What's new today in the China virus outbreak
Medical workers use an infrared thermometer to check travelers at a train station in Nanchang in southern China's Jiangxi Province, Wednesday, Jan. 22, 2020. Chinese health authorities urged people in the city of Wuhan to avoid crowds and public gatherings, after warning that a new viral illness that has infected more than 400 people and killed at least nine could spread further. (Chinatopix via AP)

About 450 cases of a new viral respiratory illness have been confirmed in China and elsewhere since an outbreak began last month in the Chinese city of Wuhan. Nine people have died. Scientists have identified the illness as a new kind of coronavirus. Coronaviruses are a large family of viruses, some of which cause the common cold. Others have evolved into more severe illnesses, such as SARS and MERS, although so far the new virus does not appear to be nearly as deadly or contagious.

WHAT’S NEW TODAY

— The number of confirmed cases in China jumped to 440 and three more patients died, raising the death toll to nine. Chinese health officials held a news conference to urge people in Wuhan not to leave the city and to avoid crowds.

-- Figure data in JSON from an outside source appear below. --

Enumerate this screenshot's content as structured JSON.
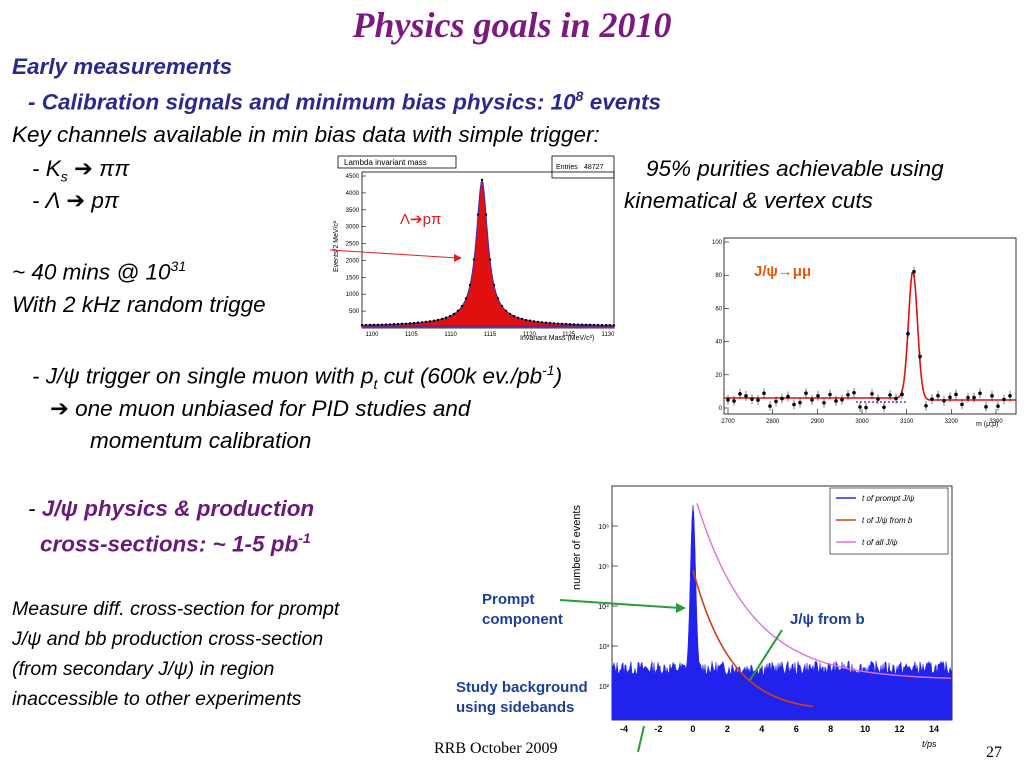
{
  "slide": {
    "title": "Physics goals in 2010",
    "early": "Early measurements",
    "calib_prefix": "- Calibration signals and minimum bias physics: 10",
    "calib_exp": "8",
    "calib_suffix": " events",
    "key_channels": "Key channels available in min bias data with simple trigger:",
    "ks_dash": "- K",
    "ks_sub": "s",
    "ks_arrow": "➔",
    "ks_decay": " ππ",
    "lambda_dash": "- Λ",
    "lambda_arrow": "➔",
    "lambda_decay": " pπ",
    "purity_line1": "95% purities achievable using",
    "purity_line2": "kinematical & vertex cuts",
    "mins_prefix": "~ 40 mins @ 10",
    "mins_exp": "31",
    "random_trigger": "With 2 kHz random trigge",
    "jpsi_trigger_prefix": "- J/ψ trigger on single muon with p",
    "jpsi_trigger_sub": "t",
    "jpsi_trigger_mid": " cut (600k ev./pb",
    "jpsi_trigger_exp": "-1",
    "jpsi_trigger_suffix": ")",
    "arrow_glyph": "➔",
    "unbiased": " one muon unbiased for PID studies and",
    "momentum": "momentum calibration",
    "phys_dash": "- ",
    "phys_line1": "J/ψ physics & production",
    "phys_line2_prefix": "cross-sections: ~ 1-5 pb",
    "phys_line2_exp": "-1",
    "measure1": "Measure diff. cross-section for  prompt",
    "measure2": "J/ψ and bb production cross-section",
    "measure3": "(from secondary J/ψ) in region",
    "measure4": "inaccessible to other experiments",
    "footer": "RRB October 2009",
    "page_number": "27"
  },
  "lambda_plot": {
    "title": "Lambda invariant mass",
    "stats_label": "Entries",
    "stats_value": "48727",
    "ylabel": "Events/2 MeV/c²",
    "xlabel": "Invariant Mass (MeV/c²)",
    "label_lambda": "Λ",
    "label_arrow": "➔",
    "label_ppi": "pπ",
    "ytick_labels": [
      "500",
      "1000",
      "1500",
      "2000",
      "2500",
      "3000",
      "3500",
      "4000",
      "4500"
    ],
    "xtick_labels": [
      "1100",
      "1105",
      "1110",
      "1115",
      "1120",
      "1125",
      "1130"
    ]
  },
  "jpsi_plot": {
    "label": "J/ψ→μμ",
    "ytick_labels": [
      "100",
      "80",
      "60",
      "40",
      "20",
      "0"
    ],
    "xtick_labels": [
      "2700",
      "2800",
      "2900",
      "3000",
      "3100",
      "3200",
      "3300"
    ],
    "xunit": "m (μ,μ)"
  },
  "time_plot": {
    "ylabel": "number of events",
    "xlabel": "t/ps",
    "legend": [
      "t of prompt J/ψ",
      "t of J/ψ  from b",
      "t of all J/ψ"
    ],
    "ytick_labels": [
      "10⁶",
      "10⁵",
      "10⁴",
      "10³",
      "10²"
    ],
    "xtick_labels": [
      "-4",
      "-2",
      "0",
      "2",
      "4",
      "6",
      "8",
      "10",
      "12",
      "14"
    ],
    "annot_prompt_1": "Prompt",
    "annot_prompt_2": "component",
    "annot_jpsib": "J/ψ from b",
    "annot_study_1": "Study background",
    "annot_study_2": "using sidebands"
  }
}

— North Korea banned foreign tourists to guard against the entry of the virus, tour operators said. Most tourists to North Korea are Chinese or others who travel from China on organized tours. North Korea closed its borders in 2003 during the SARS scare.

— The World Health Organization is convening a meeting of independent experts to advise it on whether to declare the outbreak a global health crisis. Previous emergencies have been declared for epidemics including the ongoing Ebola outbreak in Congo and the Zika virus in the Americas in 2016. Some experts said the conditions for declaring a global emergency have been met.

— A Wuhan official said most of the 15 medical workers in the city who were infected caught it from a patient undergoing brain surgery who had contracted the coronavirus. The infection of so many hospital staff raised worries of more “super-spreaders” who could transmit the disease more widely.